Fractionnement du congé

Ainsi les 38 signataires de l'amendement, qui reconnaissent que "l’enfant a besoin de ses parents dans la relation d’attachement qu’il noue lors des premiers jours de sa vie", jugent toutefois que la mesure peut être un handicap économique pour les entreprises. Et d'invoquer en séance "les PME et TPE qui, à l'heure actuelle, ne sont pas épargnées par la crise" du Covid-19. Il incombera effectivement aux entreprises de financer les trois premiers jours de congé, comme c'est déjà le cas aujourd'hui pour le congé naissance.

En outre, la droite sénatoriale estime que cette interdiction de travailler de sept jours "contrevient à la liberté de choix du père". Elle propose en conséquence un "fractionnement" du congé en "deux périodes".

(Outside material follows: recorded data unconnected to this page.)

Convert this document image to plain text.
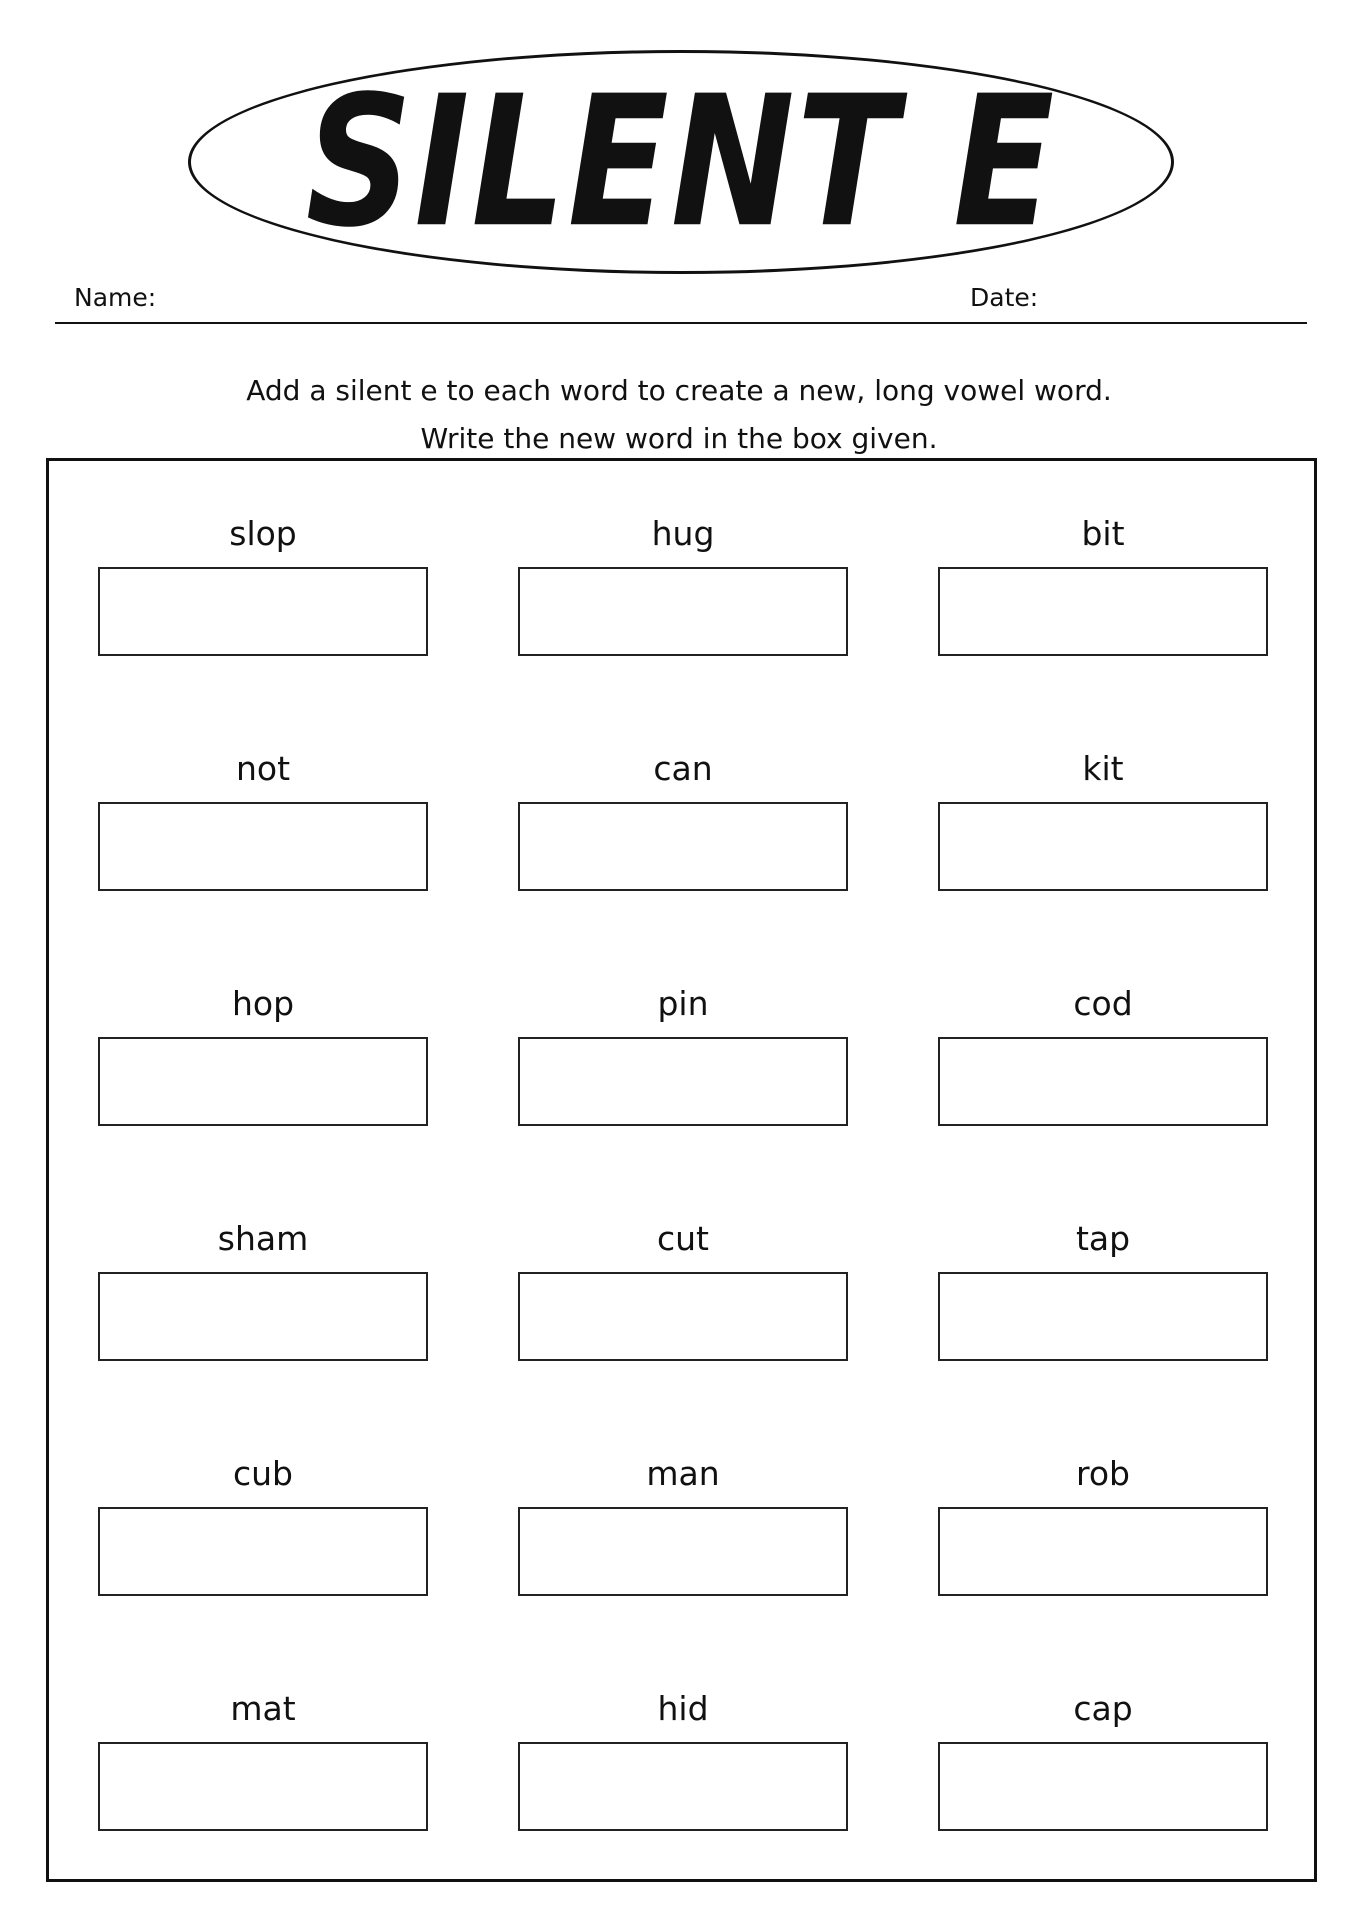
SILENT E
Name:	Date:
Add a silent e to each word to create a new, long vowel word.
Write the new word in the box given.
slop	hug	bit
not	can	kit
hop	pin	cod
sham	cut	tap
cub	man	rob
mat	hid	cap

"Ce nombre pourra éventuellement être augmenté avec l'accord de l'employeur ou lorsqu'une convention ou un accord collectif le prévoira", a précisé Chantal Deseyne mardi.

Pas de front uni chez LR

Un rapport de l'Inspection générale des affaires sociales (Igas), rendu en juin 2018, indiquait que 80% des hommes en CDI prennent ce congé paternité, contre seulement 48% des CDD et 13% des demandeurs d'emploi.

"Le principe de l'allongement n'est pas à remettre en cause sur le fond mais c'est davantage sa temporalité et son absence d'encadrement qui questionne", a expliqué au Parisien la sénatrice LR de l'Isère Frédérique Puissat, cosignataire de l'amendement.

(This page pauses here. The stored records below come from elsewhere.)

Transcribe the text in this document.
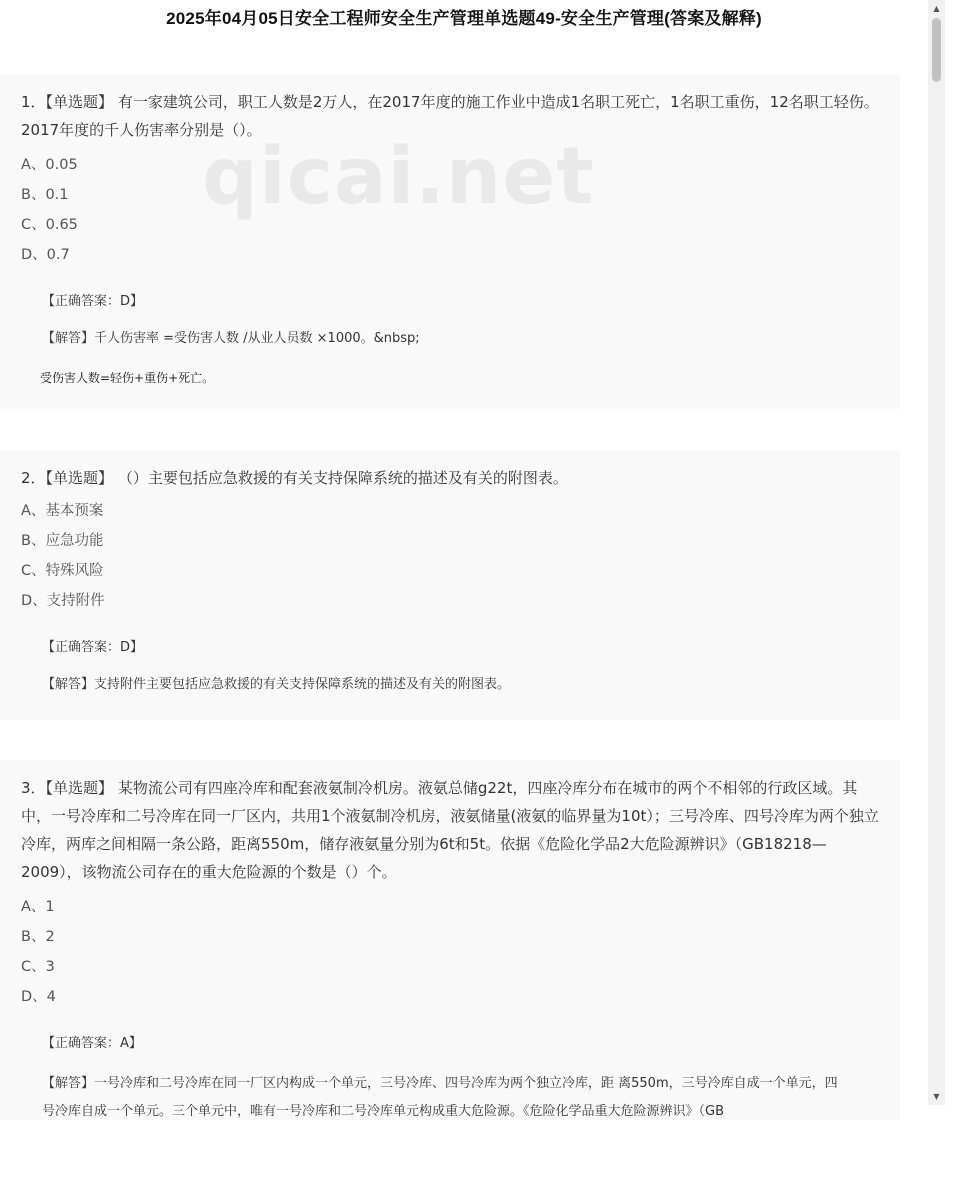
2025年04月05日安全工程师安全生产管理单选题49-安全生产管理(答案及解释)

1．【单选题】 有一家建筑公司，职工人数是2万人，在2017年度的施工作业中造成1名职工死亡，1名职工重伤，12名职工轻伤。2017年度的千人伤害率分别是（）。

A、0.05
B、0.1
C、0.65
D、0.7
【正确答案：D】
【解答】千人伤害率 =受伤害人数 /从业人员数 ×1000。&nbsp;
受伤害人数=轻伤+重伤+死亡。

2．【单选题】 （）主要包括应急救援的有关支持保障系统的描述及有关的附图表。

A、基本预案
B、应急功能
C、特殊风险
D、支持附件
【正确答案：D】
【解答】支持附件主要包括应急救援的有关支持保障系统的描述及有关的附图表。

3．【单选题】 某物流公司有四座冷库和配套液氨制冷机房。液氨总储g22t，四座冷库分布在城市的两个不相邻的行政区域。其中，一号冷库和二号冷库在同一厂区内，共用1个液氨制冷机房，液氨储量(液氨的临界量为10t）；三号冷库、四号冷库为两个独立冷库，两库之间相隔一条公路，距离550m，储存液氨量分别为6t和5t。依据《危险化学品2大危险源辨识》（GB18218—2009），该物流公司存在的重大危险源的个数是（）个。

A、1
B、2
C、3
D、4
【正确答案：A】
【解答】一号冷库和二号冷库在同一厂区内构成一个单元，三号冷库、四号冷库为两个独立冷库，距 离550m，三号冷库自成一个单元，四号冷库自成一个单元。三个单元中，唯有一号冷库和二号冷库单元构成重大危险源。《危险化学品重大危险源辨识》（GB
qicai.net
▲
▼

Cette élue a déposé un autre amendement, qui vise à réserver l'allongement du congé paternité aux seuls salariés en CDI ou en CDD d'une durée minimale de six mois. Le but: réduire la facture globale du dispositif pour la branche famille de la Sécu, évaluée à 260 millions d'euros l'an prochain, puis 520 millions en 2022.

La droite est majoritaire au Sénat, mais ne présente pas un front uni sur cette réforme, présentée par les députés La République en marche comme un progrès sociétal majeur. Certains sénateurs LR sont favorables au caractère obligatoire des sept premiers jours de congé et leurs alliés centristes vont laisser faire. Détail d'importance de ce point de vue: la rapporteure du PLFSS pour la branche famille est la sénatrice centriste Elisabeth Doineau.

"Ça ne me fait ni chaud, ni froid", soupire un poids lourd de la majorité auprès de BFMTV.com. "Les deux points de vue se défendent en soi, mais vu le contexte, on dépense déjà tellement de pognon... À mon avis le congé pat' va passer tranquillement", conclut ce vétéran du Sénat.